Comerciantes do Bolhão vão criar associação para defender mercado

Os comerciantes do Mercado do Bolhão vão criar uma associação de amigos daquele espaço comercial para defender a sua recuperação, anunciou o presidente da Associação de Comerciantes do mercado, Alcino Sousa.

Agência LUSA /

"No princípio da próxima semana anunciaremos novas acções que estamos a preparar, em defesa da recuperação deste mercado, mantendo as funções que sempre desempenhou", acrescentou.

Alcino Sousa falava aos jornalistas durante a vigília que a Associação organizou, formando um cordão à volta do edifício do mercado, em protesto contra a decisão da Câmara do Porto de interditar a ala Sul do edifício, invocando razões de segurança.

Estavam presentes, em solidariedade com a causa dos comerciantes, várias personalidades públicas, entre as quais o músico Pedro Abrunhosa, que foi recebido com palmas.

Hernâni Gonçalves, ex-autarca e comentador televisivo de desporto, também foi recebido calorosamente pelos manifestantes.

Várias personalidades políticas também marcaram presença, nomeadamente os cabeças de lista às eleições autárquicas Francisco Assis (PS), Rui Sá (CDU) e João Teixeira Lopes (BE), embora tenham sido todos recebidos sem qualquer manifestação comparável à dispensada aos não políticos.

Devido ao risco de ruína, a Câmara do Porto decidiu, no passado dia 19, interditar a ala sul do "Bolhão", impondo o dia 28 como data limite para os lojistas com bancas no primeiro piso abandonarem o local voluntariamente.

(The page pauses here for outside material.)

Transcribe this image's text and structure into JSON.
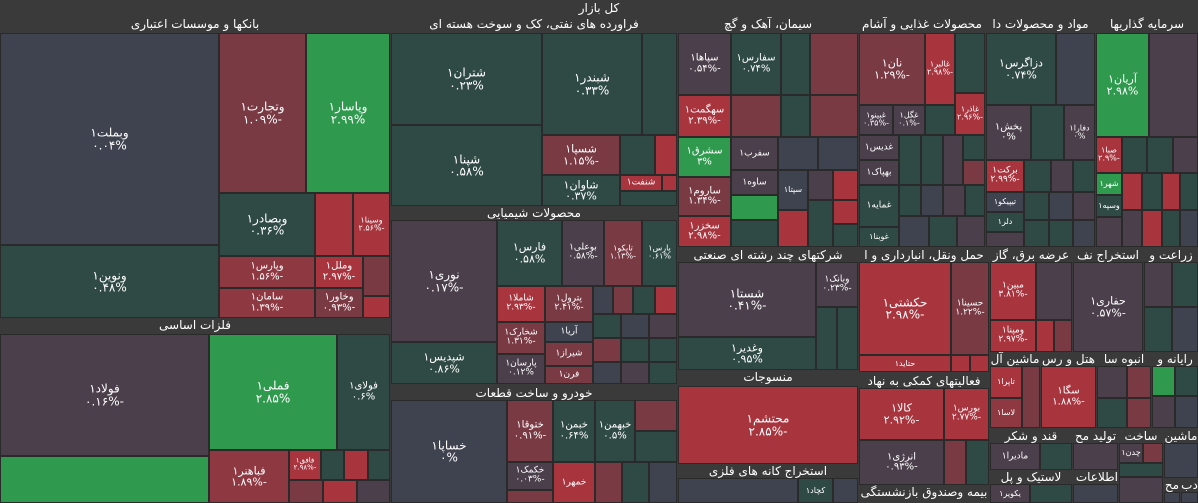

Os comerciantes afectados contestam o motivo invocado pela autarquia, alegando que, se de facto houvesse perigo de ruína, a Câmara teria que ter também interditado a circulação nas ruas adjacentes, nomeadamente a Rua Formosa.

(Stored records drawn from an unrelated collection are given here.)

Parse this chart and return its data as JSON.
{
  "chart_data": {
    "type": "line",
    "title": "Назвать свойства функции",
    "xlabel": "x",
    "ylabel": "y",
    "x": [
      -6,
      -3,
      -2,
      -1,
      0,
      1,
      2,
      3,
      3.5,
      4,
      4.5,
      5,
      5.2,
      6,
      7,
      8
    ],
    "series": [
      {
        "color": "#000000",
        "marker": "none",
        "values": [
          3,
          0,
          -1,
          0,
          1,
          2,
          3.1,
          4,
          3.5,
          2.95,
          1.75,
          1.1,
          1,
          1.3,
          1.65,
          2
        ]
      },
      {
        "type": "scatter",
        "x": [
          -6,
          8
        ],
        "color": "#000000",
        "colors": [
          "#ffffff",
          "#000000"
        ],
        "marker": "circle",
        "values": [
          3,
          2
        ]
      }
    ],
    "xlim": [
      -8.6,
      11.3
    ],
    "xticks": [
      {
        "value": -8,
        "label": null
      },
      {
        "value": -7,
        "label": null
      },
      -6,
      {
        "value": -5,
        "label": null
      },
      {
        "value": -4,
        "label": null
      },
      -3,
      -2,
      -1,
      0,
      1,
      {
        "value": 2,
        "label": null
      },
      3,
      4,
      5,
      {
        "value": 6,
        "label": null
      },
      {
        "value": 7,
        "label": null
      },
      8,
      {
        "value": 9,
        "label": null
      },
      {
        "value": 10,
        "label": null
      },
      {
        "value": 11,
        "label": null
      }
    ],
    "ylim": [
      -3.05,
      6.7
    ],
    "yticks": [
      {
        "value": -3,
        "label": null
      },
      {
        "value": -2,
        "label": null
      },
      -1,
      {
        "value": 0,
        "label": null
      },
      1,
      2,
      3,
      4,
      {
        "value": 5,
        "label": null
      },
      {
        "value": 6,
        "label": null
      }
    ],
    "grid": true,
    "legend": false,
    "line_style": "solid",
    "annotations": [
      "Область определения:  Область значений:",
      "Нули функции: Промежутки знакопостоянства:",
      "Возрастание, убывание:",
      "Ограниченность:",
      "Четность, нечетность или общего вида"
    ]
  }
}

Estranham também que as lojas viradas para a rua se mantenham abertas e acusam a autarquia de pretender acabar com o mercado para transformar o edifício num centro comercial de luxo.

Na quarta-feira, os comerciantes tinham manifestado a intenção de só abandonar o mercado temporariamente - por 15 dias - a partir de 06 de Agosto, mas viram quinta-feira a sua zona de trabalho vedada com grades.

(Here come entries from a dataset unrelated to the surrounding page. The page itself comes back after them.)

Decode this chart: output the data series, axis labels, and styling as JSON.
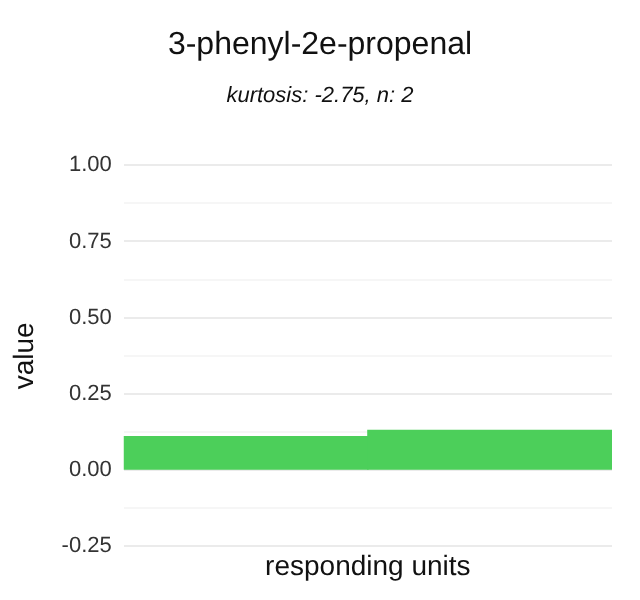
{
  "chart_data": {
    "type": "bar",
    "title": "3-phenyl-2e-propenal",
    "subtitle": "kurtosis: -2.75, n: 2",
    "xlabel": "responding units",
    "ylabel": "value",
    "categories": [
      null,
      null
    ],
    "values": [
      0.11,
      0.13
    ],
    "color": "#4ccf5a",
    "ylim": [
      -0.25,
      1
    ],
    "yticks": [
      {
        "value": -0.25,
        "label": "-0.25"
      },
      {
        "value": -0.125,
        "label": null
      },
      {
        "value": 0,
        "label": "0.00"
      },
      {
        "value": 0.125,
        "label": null
      },
      {
        "value": 0.25,
        "label": "0.25"
      },
      {
        "value": 0.375,
        "label": null
      },
      {
        "value": 0.5,
        "label": "0.50"
      },
      {
        "value": 0.625,
        "label": null
      },
      {
        "value": 0.75,
        "label": "0.75"
      },
      {
        "value": 0.875,
        "label": null
      },
      {
        "value": 1,
        "label": "1.00"
      }
    ],
    "grid": "y"
  }
}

Apesar das grades e da interdição, os comerciantes violaram a vedação e estiveram hoje a trabalhar normalmente.

A Câmara do Porto justificou a opção tomada, em comunicado publicado no seu "site", alegando que a autarquia "é responsável pela segurança dos próprios comerciantes, mas fundamentalmente dos clientes, que devem estar completamente defendidos de qualquer acidente que possa ocorrer no mercado".

O texto frisa ainda que a autarquia "poderia ser responsabilizada [por um eventual acidente] por conhecer perfeitamente o estado actual do edifício".